Stocks declined in early trading here today on worries about the yen's strength against the dollar, the death of North Korean President Kim Il Sung and lackluster results from the Naples, Italy, summit of industrialized nations.
Kim's death, announced Saturday, and the Group of Seven summit, which ended Sunday, "both were negative" for Tokyo markets "but not tremendously," said Keith Donaldson, equity strategist at Salomon Bros. Asia. "The real crux of the matter still is the yen" and whether it will continue to gain in value against the U.S. dollar, he said.
The 225-stock Nikkei index fell 67.12 points, or 0.3%, to close the morning today at 20,459.39 in light trading. "The market is likely to stay cautious as players try to gauge the effects of a leadership change in North Korea," said Shigeyoshi Fujita, general manager at Cosmo Securities.
The dollar, meanwhile, was trading at midmorning today at 98.32 yen, down 0.21 yen from Friday's Tokyo close but up 0.22 yen from Friday's close in New York.
At one point earlier today, the dollar hit a new worldwide low of 97.60 yen in Sydney, Australia. It also dipped to 97.90 yen in the Tokyo market this morning before recovering some ground on the strength of intervention by the Bank of Japan in support of the yen. The dollar closed morning trading at 98.37 yen, down 0.16 yen from Friday's Tokyo close but up 0.27 yen from Friday's close in New York.
The death of Kim "raises the specter of some political instability for the region," Donaldson said, "but I don't think people are overly concerned."

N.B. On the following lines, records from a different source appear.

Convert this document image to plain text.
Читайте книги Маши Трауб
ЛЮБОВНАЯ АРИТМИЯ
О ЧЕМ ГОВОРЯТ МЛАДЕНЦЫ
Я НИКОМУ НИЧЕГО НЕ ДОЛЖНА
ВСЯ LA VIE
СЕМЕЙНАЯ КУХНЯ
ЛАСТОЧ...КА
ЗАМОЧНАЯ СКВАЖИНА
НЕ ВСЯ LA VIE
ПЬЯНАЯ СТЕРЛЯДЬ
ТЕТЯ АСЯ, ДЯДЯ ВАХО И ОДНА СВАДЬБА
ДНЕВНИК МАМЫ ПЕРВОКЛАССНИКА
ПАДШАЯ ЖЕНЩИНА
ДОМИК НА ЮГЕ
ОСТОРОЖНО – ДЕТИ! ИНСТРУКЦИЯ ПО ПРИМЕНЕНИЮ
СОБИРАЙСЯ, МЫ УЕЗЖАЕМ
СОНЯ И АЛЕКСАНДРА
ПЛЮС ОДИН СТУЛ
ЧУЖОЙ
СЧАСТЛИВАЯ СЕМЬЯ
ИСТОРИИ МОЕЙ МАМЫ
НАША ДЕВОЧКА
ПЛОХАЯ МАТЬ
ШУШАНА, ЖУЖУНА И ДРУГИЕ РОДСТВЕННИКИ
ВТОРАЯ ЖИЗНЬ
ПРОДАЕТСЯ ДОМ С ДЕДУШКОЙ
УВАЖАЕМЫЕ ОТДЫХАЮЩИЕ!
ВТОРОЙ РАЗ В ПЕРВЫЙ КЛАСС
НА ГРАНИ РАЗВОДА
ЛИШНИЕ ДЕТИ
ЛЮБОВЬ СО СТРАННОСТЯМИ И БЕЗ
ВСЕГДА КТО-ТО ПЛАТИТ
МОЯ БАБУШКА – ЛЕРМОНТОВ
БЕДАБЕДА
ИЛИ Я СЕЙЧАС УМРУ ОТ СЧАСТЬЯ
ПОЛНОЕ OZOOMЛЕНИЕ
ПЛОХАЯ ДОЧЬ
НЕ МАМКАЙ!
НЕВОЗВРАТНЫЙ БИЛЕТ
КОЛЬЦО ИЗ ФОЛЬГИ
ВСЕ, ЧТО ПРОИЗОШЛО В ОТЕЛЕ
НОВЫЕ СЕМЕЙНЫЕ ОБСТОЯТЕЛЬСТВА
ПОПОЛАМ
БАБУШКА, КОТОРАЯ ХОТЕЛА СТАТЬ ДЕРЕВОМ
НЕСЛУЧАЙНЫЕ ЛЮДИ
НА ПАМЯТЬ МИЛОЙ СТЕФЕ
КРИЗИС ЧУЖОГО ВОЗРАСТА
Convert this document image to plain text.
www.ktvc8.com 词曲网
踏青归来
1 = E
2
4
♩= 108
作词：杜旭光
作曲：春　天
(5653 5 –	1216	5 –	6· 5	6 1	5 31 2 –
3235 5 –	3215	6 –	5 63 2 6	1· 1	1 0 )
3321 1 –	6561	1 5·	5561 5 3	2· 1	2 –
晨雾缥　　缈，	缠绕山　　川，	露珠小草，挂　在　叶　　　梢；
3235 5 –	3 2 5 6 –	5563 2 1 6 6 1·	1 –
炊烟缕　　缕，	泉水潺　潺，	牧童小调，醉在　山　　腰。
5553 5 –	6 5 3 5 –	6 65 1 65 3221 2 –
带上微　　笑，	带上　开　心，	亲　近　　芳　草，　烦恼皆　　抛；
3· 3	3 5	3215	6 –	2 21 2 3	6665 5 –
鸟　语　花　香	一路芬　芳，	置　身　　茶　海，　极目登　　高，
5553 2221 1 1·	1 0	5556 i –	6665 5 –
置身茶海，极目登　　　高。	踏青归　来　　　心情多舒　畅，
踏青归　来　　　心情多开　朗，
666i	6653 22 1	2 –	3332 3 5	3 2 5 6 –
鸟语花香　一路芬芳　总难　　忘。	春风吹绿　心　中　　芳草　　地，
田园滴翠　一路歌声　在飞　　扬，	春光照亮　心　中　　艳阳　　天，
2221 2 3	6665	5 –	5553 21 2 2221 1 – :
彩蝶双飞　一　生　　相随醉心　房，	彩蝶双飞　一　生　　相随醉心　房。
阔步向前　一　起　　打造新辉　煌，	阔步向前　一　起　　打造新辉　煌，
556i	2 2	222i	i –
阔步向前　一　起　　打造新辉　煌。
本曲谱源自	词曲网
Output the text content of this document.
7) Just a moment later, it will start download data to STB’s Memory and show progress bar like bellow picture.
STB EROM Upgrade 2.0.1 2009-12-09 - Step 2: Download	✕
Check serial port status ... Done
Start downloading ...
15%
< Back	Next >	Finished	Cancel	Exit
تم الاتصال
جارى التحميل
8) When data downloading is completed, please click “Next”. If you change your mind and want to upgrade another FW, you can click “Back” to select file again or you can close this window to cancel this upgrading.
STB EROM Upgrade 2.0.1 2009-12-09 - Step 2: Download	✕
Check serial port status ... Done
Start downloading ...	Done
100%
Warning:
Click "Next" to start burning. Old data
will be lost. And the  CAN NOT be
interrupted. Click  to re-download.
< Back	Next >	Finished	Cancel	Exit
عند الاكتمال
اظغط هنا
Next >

The impact on the Tokyo stock market is also limited, he said, by the tendency of investors to treat the dollar as a "safe haven" during times of international instability.
"As long as there's no more negative news from Korea, the (value of the) yen is more likely to have an impact on the (stock) market than North Korea," he said.
Kim's death may be seen as a negative factor for the Tokyo stock market because it ends hopes for an early summit meeting between the presidents of North Korea and South Korea, and could delay other efforts to ease tensions over Pyongyang's nuclear program, said Geoffrey Barker, an analyst at Baring Securities Ltd.
But there also is a "compensating factor" in that there may be "a period of introversion in North Korea," he said. "I would think that having a fight with the United States or pushing the nuclear issue would go on the back burner for a while. So I think this is not a key point. We're not going to need to worry about it."
The G-7 summit in Naples was marked by "an immense amount of complacency" by the various leaders, but its limited results produced "very little disappointment in the markets because there was so little expectation," Barker said. "The Japanese market is off a little, but we're not talking about major disappointment."